Qué está pasando
Te encuentras habitando un espacio de profunda fragilidad donde cada rincón de tu hogar parece susurrar una ausencia que todavía no alcanzas a comprender del todo. Es natural que sientas una oscilación constante entre el deseo de buscar rastros de su presencia y la necesidad de apartar la mirada para no romperte más. Esta dualidad entre ver al fallecido vs evitarlo no es una señal de debilidad ni de falta de amor, sino un mecanismo de tu propio corazón para dosificar un peso que a veces resulta insostenible. Al atravesar este proceso, notarás que algunos días necesitas sostener una fotografía durante horas mientras que otros prefieres guardar los recuerdos en un cajón para poder respirar. Tu mente intenta protegerte del impacto crudo de la pérdida, permitiéndote entrar y salir del dolor según tus fuerzas del momento.
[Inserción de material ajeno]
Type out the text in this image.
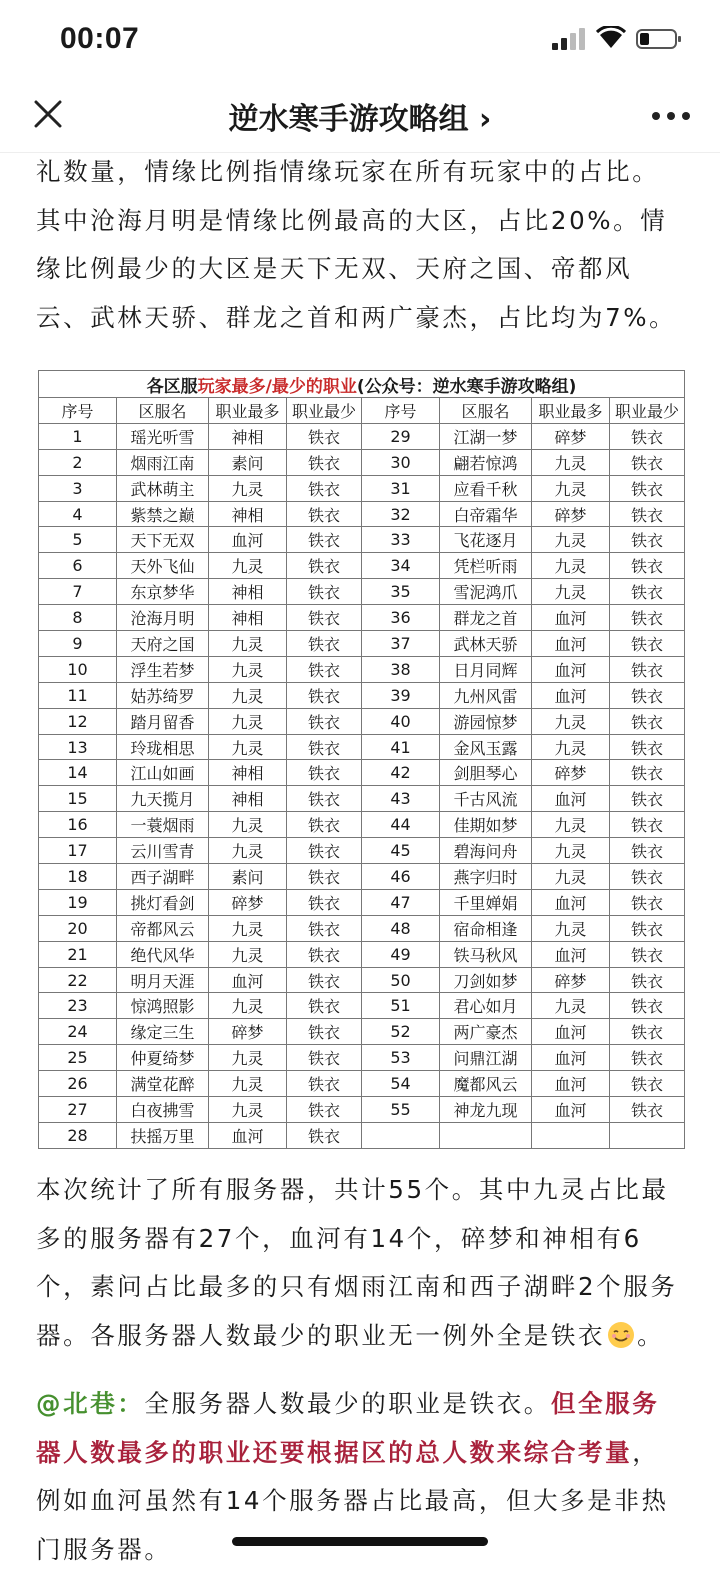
00:07
逆水寒手游攻略组 ›

礼数量，情缘比例指情缘玩家在所有玩家中的占比。其中沧海月明是情缘比例最高的大区，占比20%。情缘比例最少的大区是天下无双、天府之国、帝都风云、武林天骄、群龙之首和两广豪杰，占比均为7%。

各区服玩家最多/最少的职业(公众号：逆水寒手游攻略组)							
序号	区服名	职业最多	职业最少	序号	区服名	职业最多	职业最少
1	瑶光听雪	神相	铁衣	29	江湖一梦	碎梦	铁衣
2	烟雨江南	素问	铁衣	30	翩若惊鸿	九灵	铁衣
3	武林萌主	九灵	铁衣	31	应看千秋	九灵	铁衣
4	紫禁之巅	神相	铁衣	32	白帝霜华	碎梦	铁衣
5	天下无双	血河	铁衣	33	飞花逐月	九灵	铁衣
6	天外飞仙	九灵	铁衣	34	凭栏听雨	九灵	铁衣
7	东京梦华	神相	铁衣	35	雪泥鸿爪	九灵	铁衣
8	沧海月明	神相	铁衣	36	群龙之首	血河	铁衣
9	天府之国	九灵	铁衣	37	武林天骄	血河	铁衣
10	浮生若梦	九灵	铁衣	38	日月同辉	血河	铁衣
11	姑苏绮罗	九灵	铁衣	39	九州风雷	血河	铁衣
12	踏月留香	九灵	铁衣	40	游园惊梦	九灵	铁衣
13	玲珑相思	九灵	铁衣	41	金风玉露	九灵	铁衣
14	江山如画	神相	铁衣	42	剑胆琴心	碎梦	铁衣
15	九天揽月	神相	铁衣	43	千古风流	血河	铁衣
16	一蓑烟雨	九灵	铁衣	44	佳期如梦	九灵	铁衣
17	云川雪青	九灵	铁衣	45	碧海问舟	九灵	铁衣
18	西子湖畔	素问	铁衣	46	燕字归时	九灵	铁衣
19	挑灯看剑	碎梦	铁衣	47	千里婵娟	血河	铁衣
20	帝都风云	九灵	铁衣	48	宿命相逢	九灵	铁衣
21	绝代风华	九灵	铁衣	49	铁马秋风	血河	铁衣
22	明月天涯	血河	铁衣	50	刀剑如梦	碎梦	铁衣
23	惊鸿照影	九灵	铁衣	51	君心如月	九灵	铁衣
24	缘定三生	碎梦	铁衣	52	两广豪杰	血河	铁衣
25	仲夏绮梦	九灵	铁衣	53	问鼎江湖	血河	铁衣
26	满堂花醉	九灵	铁衣	54	魔都风云	血河	铁衣
27	白夜拂雪	九灵	铁衣	55	神龙九现	血河	铁衣
28	扶摇万里	血河	铁衣				

本次统计了所有服务器，共计55个。其中九灵占比最多的服务器有27个，血河有14个，碎梦和神相有6个，素问占比最多的只有烟雨江南和西子湖畔2个服务器。各服务器人数最少的职业无一例外全是铁衣 。

@北巷：全服务器人数最少的职业是铁衣。但全服务器人数最多的职业还要根据区的总人数来综合考量，例如血河虽然有14个服务器占比最高，但大多是非热门服务器。
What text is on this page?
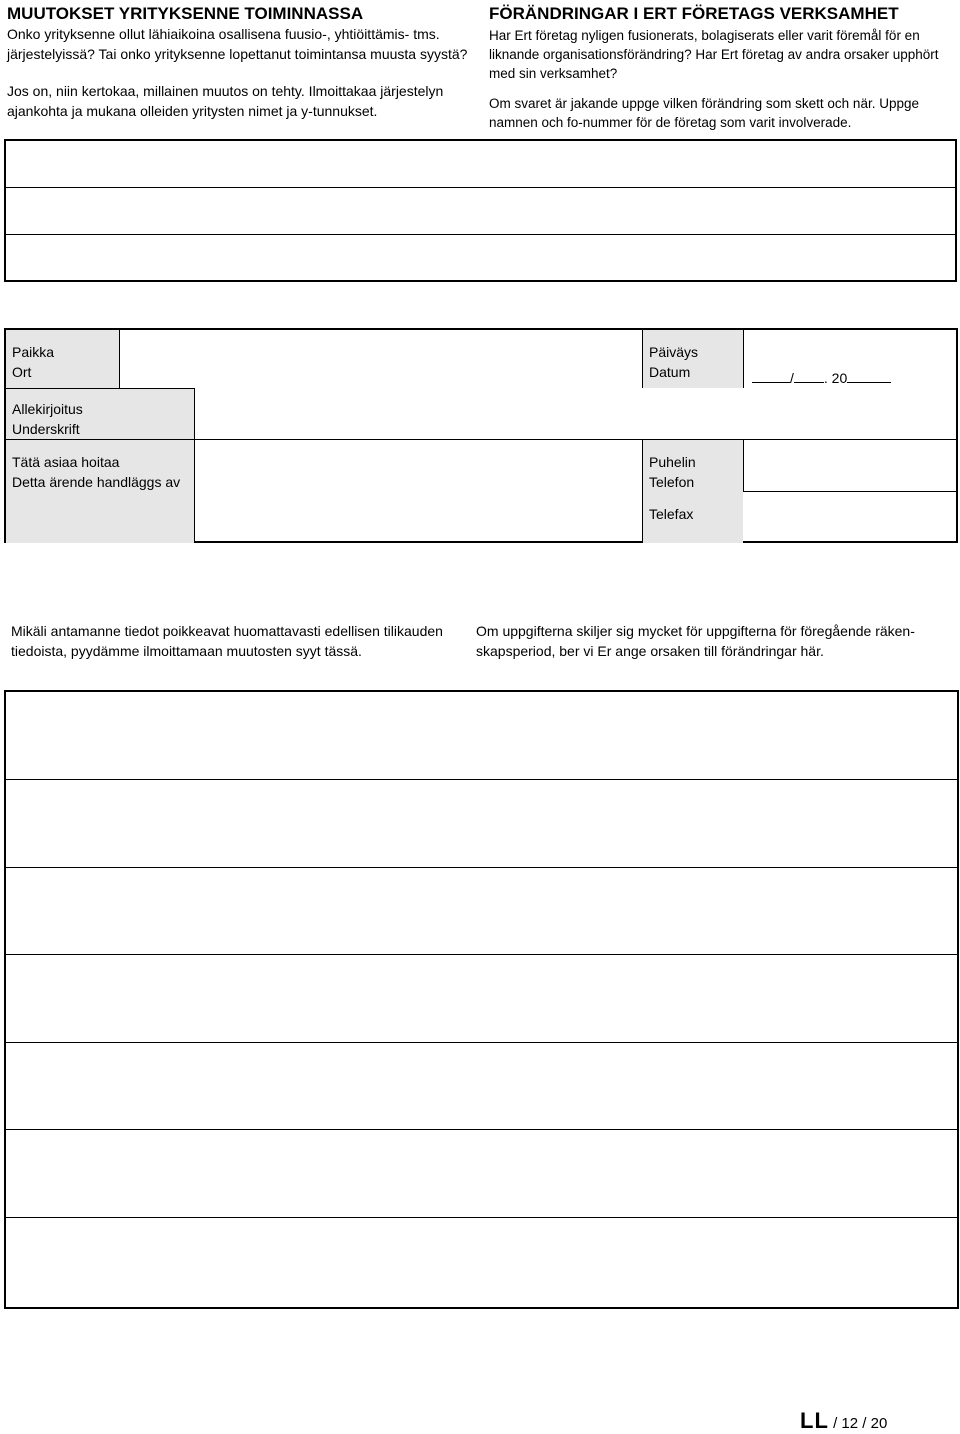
MUUTOKSET YRITYKSENNE TOIMINNASSA
Onko yrityksenne ollut lähiaikoina osallisena fuusio-, yhtiöittämis- tms.
järjestelyissä? Tai onko yrityksenne lopettanut toimintansa muusta syystä?
Jos on, niin kertokaa, millainen muutos on tehty. Ilmoittakaa järjestelyn
ajankohta ja mukana olleiden yritysten nimet ja y-tunnukset.
FÖRÄNDRINGAR I ERT FÖRETAGS VERKSAMHET
Har Ert företag nyligen fusionerats, bolagiserats eller varit föremål för en
liknande organisationsförändring? Har Ert företag av andra orsaker upphört
med sin verksamhet?
Om svaret är jakande uppge vilken förändring som skett och när. Uppge
namnen och fo-nummer för de företag som varit involverade.
Paikka
Ort
Päiväys
Datum	/ . 20
Allekirjoitus
Underskrift
Tätä asiaa hoitaa
Detta ärende handläggs av
Puhelin
Telefon
Telefax
Mikäli antamanne tiedot poikkeavat huomattavasti edellisen tilikauden
tiedoista, pyydämme ilmoittamaan muutosten syyt tässä.
Om uppgifterna skiljer sig mycket för uppgifterna för föregående räken-
skapsperiod, ber vi Er ange orsaken till förändringar här.
LL / 12 / 20
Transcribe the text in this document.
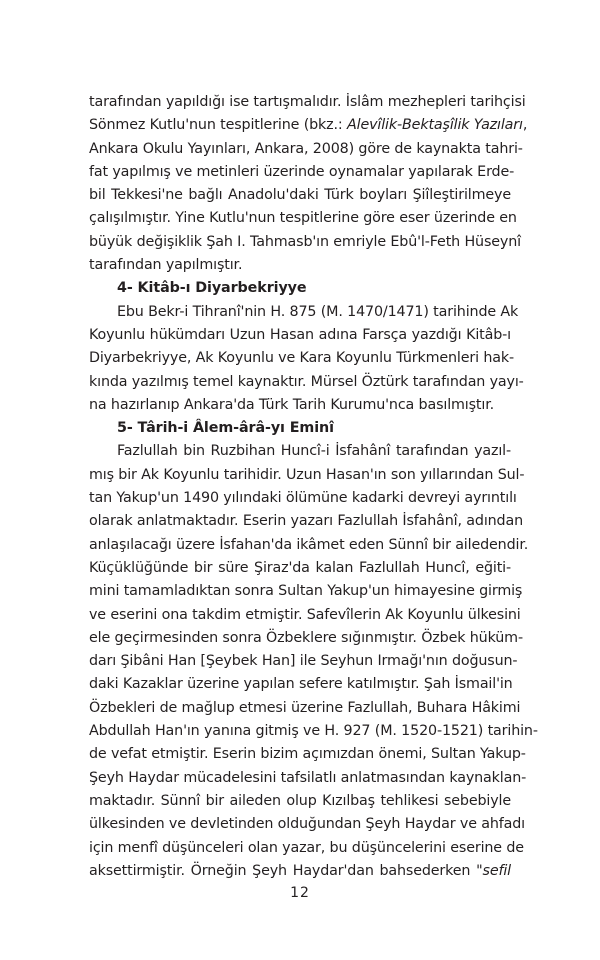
tarafından yapıldığı ise tartışmalıdır. İslâm mezhepleri tarihçisi
Sönmez Kutlu'nun tespitlerine (bkz.: Alevîlik-Bektaşîlik Yazıları,
Ankara Okulu Yayınları, Ankara, 2008) göre de kaynakta tahri-
fat yapılmış ve metinleri üzerinde oynamalar yapılarak Erde-
bil Tekkesi'ne bağlı Anadolu'daki Türk boyları Şiîleştirilmeye
çalışılmıştır. Yine Kutlu'nun tespitlerine göre eser üzerinde en
büyük değişiklik Şah I. Tahmasb'ın emriyle Ebû'l-Feth Hüseynî
tarafından yapılmıştır.
4- Kitâb-ı Diyarbekriyye
Ebu Bekr-i Tihranî'nin H. 875 (M. 1470/1471) tarihinde Ak
Koyunlu hükümdarı Uzun Hasan adına Farsça yazdığı Kitâb-ı
Diyarbekriyye, Ak Koyunlu ve Kara Koyunlu Türkmenleri hak-
kında yazılmış temel kaynaktır. Mürsel Öztürk tarafından yayı-
na hazırlanıp Ankara'da Türk Tarih Kurumu'nca basılmıştır.
5- Târih-i Âlem-ârâ-yı Eminî
Fazlullah bin Ruzbihan Huncî-i İsfahânî tarafından yazıl-
mış bir Ak Koyunlu tarihidir. Uzun Hasan'ın son yıllarından Sul-
tan Yakup'un 1490 yılındaki ölümüne kadarki devreyi ayrıntılı
olarak anlatmaktadır. Eserin yazarı Fazlullah İsfahânî, adından
anlaşılacağı üzere İsfahan'da ikâmet eden Sünnî bir ailedendir.
Küçüklüğünde bir süre Şiraz'da kalan Fazlullah Huncî, eğiti-
mini tamamladıktan sonra Sultan Yakup'un himayesine girmiş
ve eserini ona takdim etmiştir. Safevîlerin Ak Koyunlu ülkesini
ele geçirmesinden sonra Özbeklere sığınmıştır. Özbek hüküm-
darı Şibâni Han [Şeybek Han] ile Seyhun Irmağı'nın doğusun-
daki Kazaklar üzerine yapılan sefere katılmıştır. Şah İsmail'in
Özbekleri de mağlup etmesi üzerine Fazlullah, Buhara Hâkimi
Abdullah Han'ın yanına gitmiş ve H. 927 (M. 1520-1521) tarihin-
de vefat etmiştir. Eserin bizim açımızdan önemi, Sultan Yakup-
Şeyh Haydar mücadelesini tafsilatlı anlatmasından kaynaklan-
maktadır. Sünnî bir aileden olup Kızılbaş tehlikesi sebebiyle
ülkesinden ve devletinden olduğundan Şeyh Haydar ve ahfadı
için menfî düşünceleri olan yazar, bu düşüncelerini eserine de
aksettirmiştir. Örneğin Şeyh Haydar'dan bahsederken "sefil
12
No hay una forma correcta de transitar este vacío; simplemente estás aprendiendo a convivir con una realidad que ha cambiado por completo tu paisaje emocional.
Qué puedes hacer hoy
Hoy puedes permitirte simplemente estar presente con lo que sea que sientas, sin la presión de tomar decisiones definitivas sobre los objetos o los espacios compartidos. Si hoy decides ver al fallecido vs evitarlo, hazlo con la mayor ternura posible hacia ti, reconociendo que cualquiera de las dos opciones es válida para cuidar tu vulnerabilidad. Puedes elegir un objeto pequeño que te vincule a esa persona y sostenerlo solo el tiempo que sientas que puedes acompañar esa emoción, o puedes darte permiso para caminar por una habitación diferente si el peso de la memoria se siente demasiado denso. No necesitas forzar encuentros ni tampoco huir con culpa; el equilibrio se encuentra en escuchar ese pulso interno que te indica cuándo es momento de mirar y cuándo es momento de descansar en el silencio de la ausencia.
Cuándo pedir ayuda
Aunque habitar el duelo es un proceso profundamente humano y personal, existen momentos en los que la carga se vuelve tan pesada que se hace difícil sostener el día a día. Si sientes que la indecisión constante sobre ver al fallecido vs evitarlo te paraliza por completo o si el dolor se manifiesta de una forma que te impide cuidar de tus necesidades básicas, buscar a alguien que te pueda acompañar profesionalmente puede ser un acto de inmenso amor propio. No se trata de buscar a alguien que te diga cómo dejar de sufrir, sino de encontrar un espacio seguro donde tu dolor sea validado y sostenido.
"El dolor que sientes es el reflejo del amor que permanece, una presencia silenciosa que te acompaña mientras aprendes a habitar este nuevo vacío."